Article-Enfermaria-Virtual para enfrentar um mundo com 8 bilhões de pacientes

Reprodução/The Pharmaceutical Journal enfermaria virtual.jpg
Novos modelos digitais de atendimento para responder ao crescimento populacional

Em várias culturas e para muitos pensadores, destino” é uma sucessão inevitável de acontecimentos relacionados a uma ‘ordem maior’ (cósmica, celestial, divina, etc.). Na mitologia grega, por exemplo, as “moiras” eram três irmãs (divindades) que personificavam a “condução do destino das pessoas e dos deuses”. Eram elas que controlavam o fio da vida de todos (do nascimento a morte). Muitas vezes os deuses discordavam das moiras, mas deviam respeitá-las pois delas dependia a “existência da ordem universal”. Ou seja, no antigo mundo imaginário grego todos estavam sujeitos a essas três mulheres lúgubres, responsáveis por fabricar, tecer e cortar aquilo que seria o ‘fio da vida’ de todas as entidades. Talvez tenham sido as moiras (Cloto, Láquesis e Átropos) que nos empurraram para o coronavírus. Talvez sejam elas que, entediadas, nos fizeram retroceder a “guerra-fria 2.0”. Quem sabe não foram essas donzelas de aspecto sinistro, grandes dentes e longas unhas as responsáveis pela atual linhagem mundial de líderes populistas? Para as moiras, qual seria o nosso destino neste século? O que essas necromantes reservam para a civilização humana?

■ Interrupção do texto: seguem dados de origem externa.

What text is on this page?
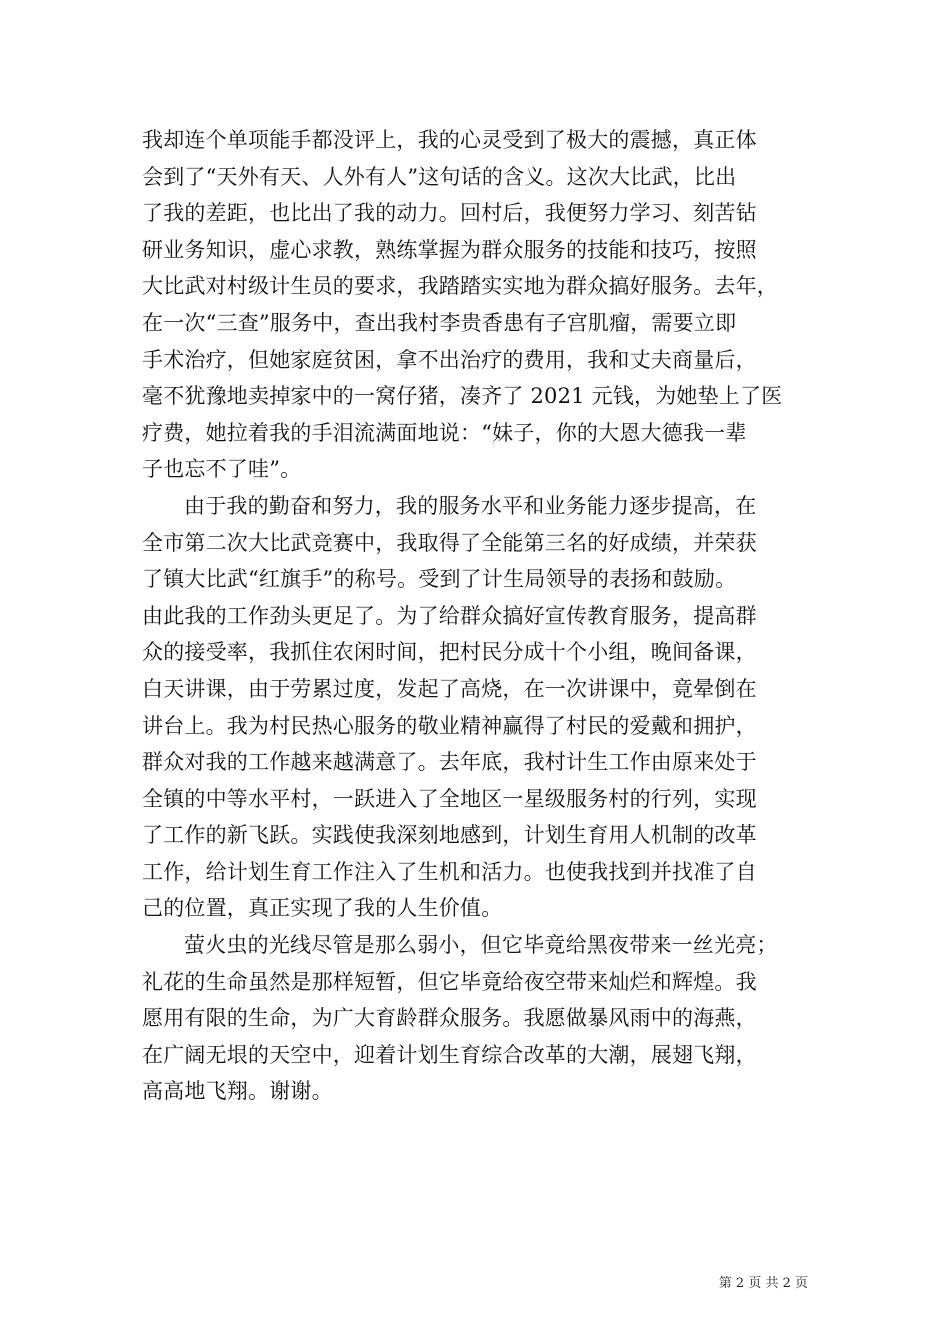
我却连个单项能手都没评上，我的心灵受到了极大的震撼，真正体
会到了“天外有天、人外有人”这句话的含义。这次大比武，比出
了我的差距，也比出了我的动力。回村后，我便努力学习、刻苦钻
研业务知识，虚心求教，熟练掌握为群众服务的技能和技巧，按照
大比武对村级计生员的要求，我踏踏实实地为群众搞好服务。去年，
在一次“三查”服务中，查出我村李贵香患有子宫肌瘤，需要立即
手术治疗，但她家庭贫困，拿不出治疗的费用，我和丈夫商量后，
毫不犹豫地卖掉家中的一窝仔猪，凑齐了 2021 元钱，为她垫上了医
疗费，她拉着我的手泪流满面地说：“妹子，你的大恩大德我一辈
子也忘不了哇”。
由于我的勤奋和努力，我的服务水平和业务能力逐步提高，在
全市第二次大比武竞赛中，我取得了全能第三名的好成绩，并荣获
了镇大比武“红旗手”的称号。受到了计生局领导的表扬和鼓励。
由此我的工作劲头更足了。为了给群众搞好宣传教育服务，提高群
众的接受率，我抓住农闲时间，把村民分成十个小组，晚间备课，
白天讲课，由于劳累过度，发起了高烧，在一次讲课中，竟晕倒在
讲台上。我为村民热心服务的敬业精神赢得了村民的爱戴和拥护，
群众对我的工作越来越满意了。去年底，我村计生工作由原来处于
全镇的中等水平村，一跃进入了全地区一星级服务村的行列，实现
了工作的新飞跃。实践使我深刻地感到，计划生育用人机制的改革
工作，给计划生育工作注入了生机和活力。也使我找到并找准了自
己的位置，真正实现了我的人生价值。
萤火虫的光线尽管是那么弱小，但它毕竟给黑夜带来一丝光亮；
礼花的生命虽然是那样短暂，但它毕竟给夜空带来灿烂和辉煌。我
愿用有限的生命，为广大育龄群众服务。我愿做暴风雨中的海燕，
在广阔无垠的天空中，迎着计划生育综合改革的大潮，展翅飞翔，
高高地飞翔。谢谢。
第 2 页 共 2 页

Não adianta conjecturar o que a providência metafísica nos designa, só contabilizar o que a ciência demográfica (uma espécie de ‘moira artificial’) nos indica. Em 11 de julho de 2022, a ONU publicou o relatório “World Population Prospects 2022” onde reafirma o que já estava quase claro: “a população mundial deve chegar a 8 bilhões de habitantes em novembro de 2022, chegando a 8,5 bilhões em 2030; 9,7 em 2050 e 10,4 bilhões em 2100. A estabilização do crescimento populacional só deverá ocorrer a partir da segunda metade do século, sendo estimado que atinja um pico de 10,4 bilhões durante a década de 2080, permanecendo nesse nível até 2100”. O Brasil chega em 2022 como o sétimo país mais populoso (215 milhões) e continua a crescer, devendo chegar a 2050 com 231 milhões de habitantes. Nesse sentido, a ‘derrocada mundial do acesso a saúde’ fica cada vez mais evidente, principalmente quando o relatório mostra que os longevos vão compor uma parcela progressivamente maior: atualmente pessoas com mais de 65 anos representam 10% da população, mas em 2050 o percentual subirá para 16% (em 2050, haverá duas vezes mais indivíduos com +65 anos do que crianças com –5 anos). Ou seja, o acréscimo populacional aumentará ainda mais a pressão sobre os serviços sociais, principalmente no acesso as cadeias de prestação de serviço médico. Como explicou o World Economic Forum referindo-se aos dados publicados pela ONU: “Os 50% mais pobres do mundo compartilham apenas 8,5% da renda global total. Além disso, espera-se que as mudanças climáticas levem 68 a 135 milhões de pessoas a mais para a pobreza até 2030. Contra uma pandemia global em andamento, tensões geopolíticas crescentes, instabilidade econômica, inflação crescente e os impactos cada vez mais visíveis das mudanças climáticas, para muitos a desigualdade continuará a definir a existência humana”.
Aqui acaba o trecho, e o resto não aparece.